Calculate the maximum wavelength of light capable of removing an electron for a hydrogen atom from the energy state characterized by \(n=1,\) by \(n=2\)

To find the energy of an electron in a hydrogen atom, we will use the formula: \[E_n = -\frac{13.6 \, eV}{n^2}\] where \(E_n\) is the energy of the electron in the nth energy level, and n is the principal quantum number. For \(n=1\), calculate the energy: \[E_1 = -\frac{13.6 \, eV}{1^2} = -13.6 \, eV\] For \(n=2\), calculate the energy: \[E_2 = -\frac{13.6 \, eV}{2^2} = -\frac{13.6 \, eV}{4} = -3.4 \, eV\]
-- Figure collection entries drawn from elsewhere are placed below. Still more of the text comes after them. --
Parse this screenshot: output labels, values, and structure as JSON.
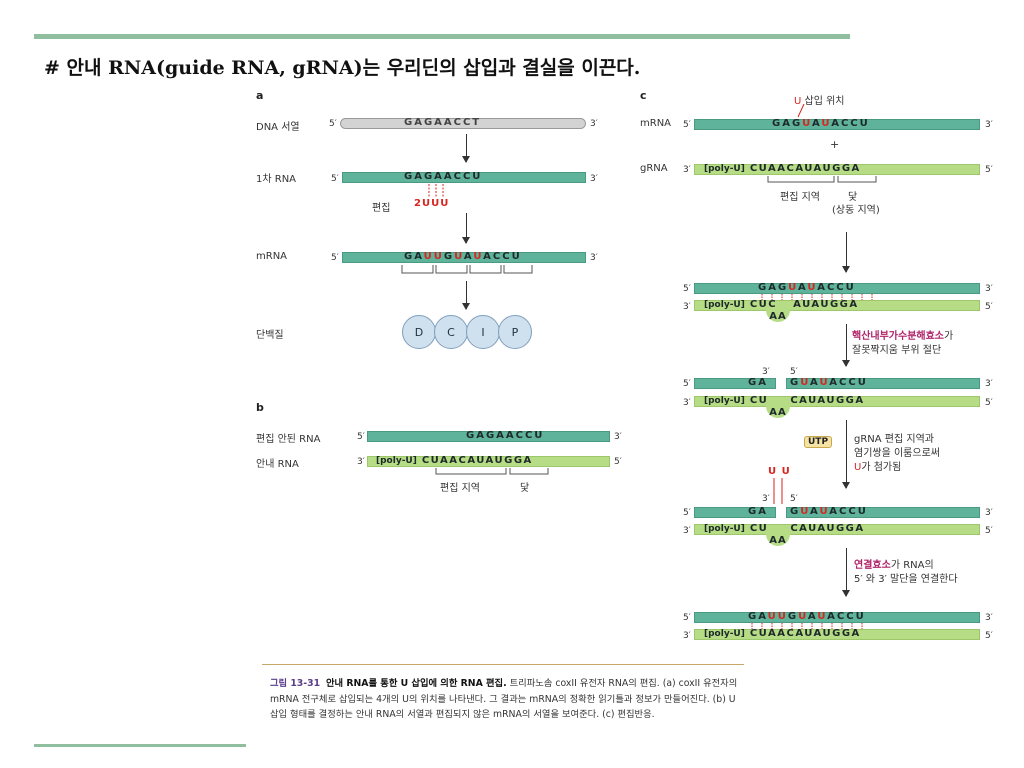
{
  "title": "# 안내 RNA(guide RNA, gRNA)는 우리딘의 삽입과 결실을 이끈다.",
  "panels": {
    "a": {
      "letter": "a",
      "dna_label": "DNA 서열",
      "dna_seq": "GAGAACCT",
      "rna1_label": "1차 RNA",
      "rna1_seq": "GAGAACCU",
      "edit_label": "편집",
      "edit_insert": "2UUU",
      "mrna_label": "mRNA",
      "mrna_seq": [
        "GA",
        "UU",
        "G",
        "U",
        "A",
        "U",
        "ACCU"
      ],
      "protein_label": "단백질",
      "protein": [
        "D",
        "C",
        "I",
        "P"
      ]
    },
    "b": {
      "letter": "b",
      "unedited_label": "편집 안된 RNA",
      "unedited_seq": "GAGAACCU",
      "guide_label": "안내 RNA",
      "polyu": "[poly-U]",
      "guide_seq": "CUAACAUAUGGA",
      "edit_region": "편집 지역",
      "anchor": "닻"
    },
    "c": {
      "letter": "c",
      "insert_site": "U 삽입 위치",
      "insert_site_u": "U",
      "insert_site_rest": " 삽입 위치",
      "mrna_label": "mRNA",
      "grna_label": "gRNA",
      "plus": "+",
      "mrna_seq_a": "GAG",
      "mrna_seq_b": "U",
      "mrna_seq_c": "A",
      "mrna_seq_d": "U",
      "mrna_seq_e": "ACCU",
      "polyu": "[poly-U]",
      "grna_seq": "CUAACAUAUGGA",
      "edit_region": "편집 지역",
      "anchor": "닻",
      "anchor_sub": "(상동 지역)",
      "loop_aa": "AA",
      "step1_mag": "핵산내부가수분해효소",
      "step1_rest1": "가",
      "step1_rest2": "잘못짝지움 부위 절단",
      "step2_utp": "UTP",
      "step2_line1": "gRNA 편집 지역과",
      "step2_line2": "염기쌍을 이룸으로써",
      "step2_line3": "가 첨가됨",
      "step2_u": "U",
      "uu": "U U",
      "step3_mag": "연결효소",
      "step3_rest1": "가 RNA의",
      "step3_rest2": "5′ 와 3′ 말단을 연결한다",
      "cut_ga": "GA",
      "cut_right": "GUAUACCU",
      "cut_cu": "CU",
      "cut_g_rest": "CAUAUGGA",
      "final_mrna": "GAUUGUAUACCU",
      "final_grna": "CUAACAUAUGGA",
      "s1_mrna": "GAGUAUACCU",
      "s1_grna_a": "CUC",
      "s1_grna_b": "AUAUGGA"
    }
  },
  "ends": {
    "five": "5′",
    "three": "3′"
  },
  "caption": {
    "fig": "그림 13-31",
    "bold": "안내 RNA를 통한 U 삽입에 의한 RNA 편집.",
    "text": "트리파노솜 coxII 유전자 RNA의 편집. (a) coxII 유전자의 mRNA 전구체로 삽입되는 4개의 U의 위치를 나타낸다. 그 결과는 mRNA의 정확한 읽기틀과 정보가 만들어진다. (b) U 삽입 형태를 결정하는 안내 RNA의 서열과 편집되지 않은 mRNA의 서열을 보여준다. (c) 편집반응."
  }
}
When an electron is completely removed from an atom, it goes to the energy state with an energy of 0 eV. To find the energy required to remove the electron from each energy state, we have to calculate the difference between the energies in that state and the energy at 0 eV. Energy required to remove the electron from the state \(n=1\): \[\Delta E_1 = E_{\infty} - E_1 = 0 \, eV - (-13.6 \, eV) = 13.6 \, eV\] Energy required to remove the electron from the state \(n=2\): \[\Delta E_2 = E_{\infty} - E_2 = 0 \, eV - (-3.4 \, eV) = 3.4 \, eV\]

The energy and wavelength of a photon are related through the equation: \[E = h\cdot c / \lambda\] where \(E\) is the energy of the photon, \(h\) is Planck's constant (\(4.135667696 \times 10^{-15} eV\cdot s\)), \(c\) is the speed of light (\(3 \times 10^8 m/s\)), and \(\lambda\) is the wavelength of the photon. Rearrange the equation to find the wavelength that corresponds to the energy: \[\lambda = \frac{h\cdot c}{E}\] For the energy state n=1: \[\lambda_1 = \frac{4.135667696 \times 10^{-15} eV\cdot s \cdot 3 \times 10^8 m/s}{13.6 \, eV} = 91.18 \times 10^{-9} m\] For the energy state n=2: \[\lambda_2 = \frac{4.135667696 \times 10^{-15} eV \cdot s \cdot 3 \times 10^8 m/s}{3.4 \, eV} = 364.74 \times 10^{-9} m\] So, the maximum wavelength of light capable of removing an electron for a hydrogen atom from the energy state characterized by \(n=1\) is approximately 91.18 nm, and for the energy state characterized by \(n=2\) is approximately 364.74 nm.